OK, I would like to make this clear from the start – Inglourious Basterds is the greatest movie we’ve seen from Tarantino in years. Now, I’m quite sure that this is not the best way to start a serious movie review. Still, it seems there is no other way around it, given the amount of excitement and satisfaction that I had watching it – without even being a dedicated Tarantino fan to begin with. To be frank, I rarely get this feeling of contentment nowadays – especially when dealing with works that belong to the world of pop culture. The main reason I find this movie unique is the fact that while it utilizes the elements of a popular, low brow narration – so characteristic of Tarantino’s works – it also cares about telling us a superbly constructed story, orchestrated by compelling characters, that also happens to have a deeper meaning. But first things first.
The most obvious reason why this movie stands out is the cast, or rather what the actors bring to the table. Well, for starters – for all of you who thought Inglourious Basterds will be “a Brad Pitt movie”, you may find yourselves surprised. Even though Pitt pulls off an exuberant performance as the leader of the Basterds, the way his character is written (pretty straightforward and with less than expected on-screen time) makes it easy for others to steal the show, especially since the overall quality of acting is top notch and – due to episodic, fragmentary narration – there is no main character as defined by common standards. It’s worth mentioning the convincing performances of Mélanie Laurent (Shosanna Drayfus) and Diane Kruger (Bridget von Hammersmark), both of whom contribute to Tarantino’s pantheon of strong and independent female characters.
However, the one character impossible to forget is that played by relatively unknown Austrian actor Christoph Waltz. His performance as Hans Landa, a Gestapo officer with a rather complex personality, is enough to leave one speechless. The most intriguing aspect of this character is the multitude of references and emotions he invokes. As a member of the Gestapo and an indomitable “Jew hunter”, he is both horrific and intimidating, but at the same time he mesmerises the audience with his aristocratic behaviour and superb intellect.
A similar kind of opposing duality can also be seen in the way most of the film’s scenes are constructed, as they tend to never focus on just one emotion. Many times I found myself amused by some subtle part of the scene, which was initially intended to be dramatic and full of suspense. The presence and clever use of such elements proves Tarantino’s perceptive knowledge of the subjects he deals with.

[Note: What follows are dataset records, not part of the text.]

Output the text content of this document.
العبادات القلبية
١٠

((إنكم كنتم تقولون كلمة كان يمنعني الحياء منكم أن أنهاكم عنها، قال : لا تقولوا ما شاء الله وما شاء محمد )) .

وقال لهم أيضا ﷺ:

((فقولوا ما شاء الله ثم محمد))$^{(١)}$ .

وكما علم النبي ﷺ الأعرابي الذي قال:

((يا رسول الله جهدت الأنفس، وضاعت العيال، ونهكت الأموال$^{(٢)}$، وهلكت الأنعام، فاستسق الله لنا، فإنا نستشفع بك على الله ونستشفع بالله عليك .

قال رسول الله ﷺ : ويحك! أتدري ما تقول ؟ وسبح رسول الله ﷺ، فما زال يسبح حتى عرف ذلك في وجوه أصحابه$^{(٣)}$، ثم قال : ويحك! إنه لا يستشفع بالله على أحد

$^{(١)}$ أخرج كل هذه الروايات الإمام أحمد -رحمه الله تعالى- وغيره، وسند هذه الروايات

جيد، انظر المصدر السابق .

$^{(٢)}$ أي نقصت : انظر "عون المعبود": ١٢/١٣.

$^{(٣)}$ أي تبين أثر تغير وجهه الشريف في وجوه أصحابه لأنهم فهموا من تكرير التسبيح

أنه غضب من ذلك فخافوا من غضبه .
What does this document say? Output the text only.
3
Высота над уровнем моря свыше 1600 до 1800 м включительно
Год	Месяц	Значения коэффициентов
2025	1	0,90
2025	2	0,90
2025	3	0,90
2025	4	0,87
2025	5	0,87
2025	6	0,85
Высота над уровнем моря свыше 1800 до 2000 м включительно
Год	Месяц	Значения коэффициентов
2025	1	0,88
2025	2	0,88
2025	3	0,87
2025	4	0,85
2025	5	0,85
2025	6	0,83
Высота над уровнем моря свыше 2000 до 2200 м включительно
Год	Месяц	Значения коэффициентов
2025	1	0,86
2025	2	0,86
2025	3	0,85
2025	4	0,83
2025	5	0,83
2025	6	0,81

Indeed, I found Inglourious Basterds to be a very successful and refreshing war movie with surprisingly few war elements in it. Instead, it chooses to focus on intriguing characters and a gripping plot – all to reveal a new approach towards war cinema, replacing plot clichés and character simplicity with realistic motives and artistic quality. So, is it possible to turn back and stick to good old-fashioned war movies after what we saw in Inglourious Basterds? That, I find doubtful.